Saturday, February 7, 2009

Goals In Writing

This week my students celebrated their first essays and then we spent time reflecting (thank you Stacey!) the work that was published. Next, my students completed a writing quadrant adapted from Ralph Fletcher's book The Writing Workshop: The Essential Guide. It was fantastic. Students were able to then come up with a class goal and then derived their personal goal from the class goal. This was teacher facilitated, but their ideas.

Class Goal:

Plan: By March 2009 we hope to master pushing our thinking forward, write using great detail in our mini-stories, using transitions, write interesting introductions, and good conclusions in our essays.

Study: Read rich literature, write many different essays, revise, get feedback from writing partner and teacher

Do: Reread/revise essays, study other peer's essays, work daily with writing partner, confer effectively with our teacher

Act: (we will reexamine where we are on March 1, 2009) Did I accomplish my goal? If yes, rewrite a goal for the rest of the year. If no, what occurred that kept you from accomplishing your goal? Rewrite Study and Do and attempt again. :-)

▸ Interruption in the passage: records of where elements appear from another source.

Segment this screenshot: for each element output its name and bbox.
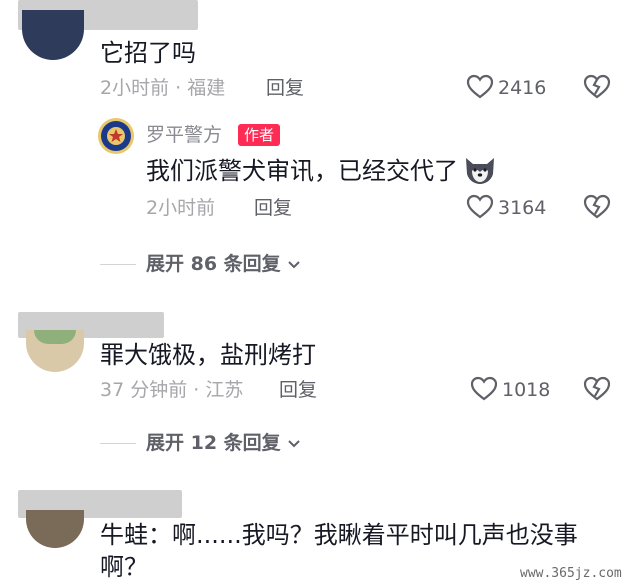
comment-text-1: 它招了吗 [100,39,196,67]
commenter-avatar-3[interactable] [26,510,84,548]
reply-button-author[interactable]: 回复 [254,196,292,220]
like-count-1: 2416 [498,77,547,99]
comment-text-2: 罪大饿极，盐刑烤打 [100,341,316,369]
expand-replies-button-1[interactable]: 展开 86 条回复 [146,252,301,276]
chevron-down-icon [288,439,301,447]
expand-replies-label-2: 展开 12 条回复 [146,432,281,454]
expand-replies-button-2[interactable]: 展开 12 条回复 [146,431,301,455]
comment-meta-2: 37 分钟前 · 江苏 [100,379,244,401]
expand-replies-label-1: 展开 86 条回复 [146,253,281,275]
site-watermark: www.365jz.com [520,566,622,581]
commenter-avatar-2[interactable] [26,330,84,372]
author-reply-time: 2小时前 [146,197,216,219]
expand-divider-2 [100,443,136,444]
expand-divider-1 [100,264,136,265]
comment-text-3-line1: 牛蛙：啊......我吗？我瞅着平时叫几声也没事 [100,521,578,549]
heart-outline-icon[interactable] [466,194,494,220]
husky-dog-emoji-icon [466,158,494,184]
author-name[interactable]: 罗平警方 [146,123,222,147]
chevron-down-icon [288,260,301,268]
like-count-author: 3164 [498,197,547,219]
police-emblem-icon [101,121,131,151]
author-reply-text: 我们派警犬审讯，已经交代了 [146,157,458,185]
comment-meta-1: 2小时前 · 福建 [100,77,226,99]
broken-heart-icon[interactable] [582,74,612,100]
avatar-hair [34,330,76,344]
broken-heart-icon[interactable] [582,194,612,220]
police-badge-avatar[interactable] [98,118,134,154]
heart-outline-icon[interactable] [466,74,494,100]
comment-text-3-line2: 啊？ [100,553,148,581]
reply-button-1[interactable]: 回复 [266,76,304,100]
author-badge: 作者 [238,124,281,146]
commenter-avatar-1[interactable] [22,10,84,60]
reply-button-2[interactable]: 回复 [279,378,317,402]
heart-outline-icon[interactable] [470,376,498,402]
broken-heart-icon[interactable] [582,376,612,402]
like-count-2: 1018 [502,379,551,401]
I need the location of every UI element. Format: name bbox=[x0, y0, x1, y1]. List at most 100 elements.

This form really keeps the students focused on the goal at hand. Writing the PDSA was easy because of the quadrant. If you would like a copy of the PDSA or Writing Quadrant, please leave a comment with your email address and I will send it to you.

After the class writes the class goal, each student picks one of the areas from the class goal to own and to focus on. I have seen tremendous improvement with their udnerstanding of where they need to improve since trying the PDSA two years ago.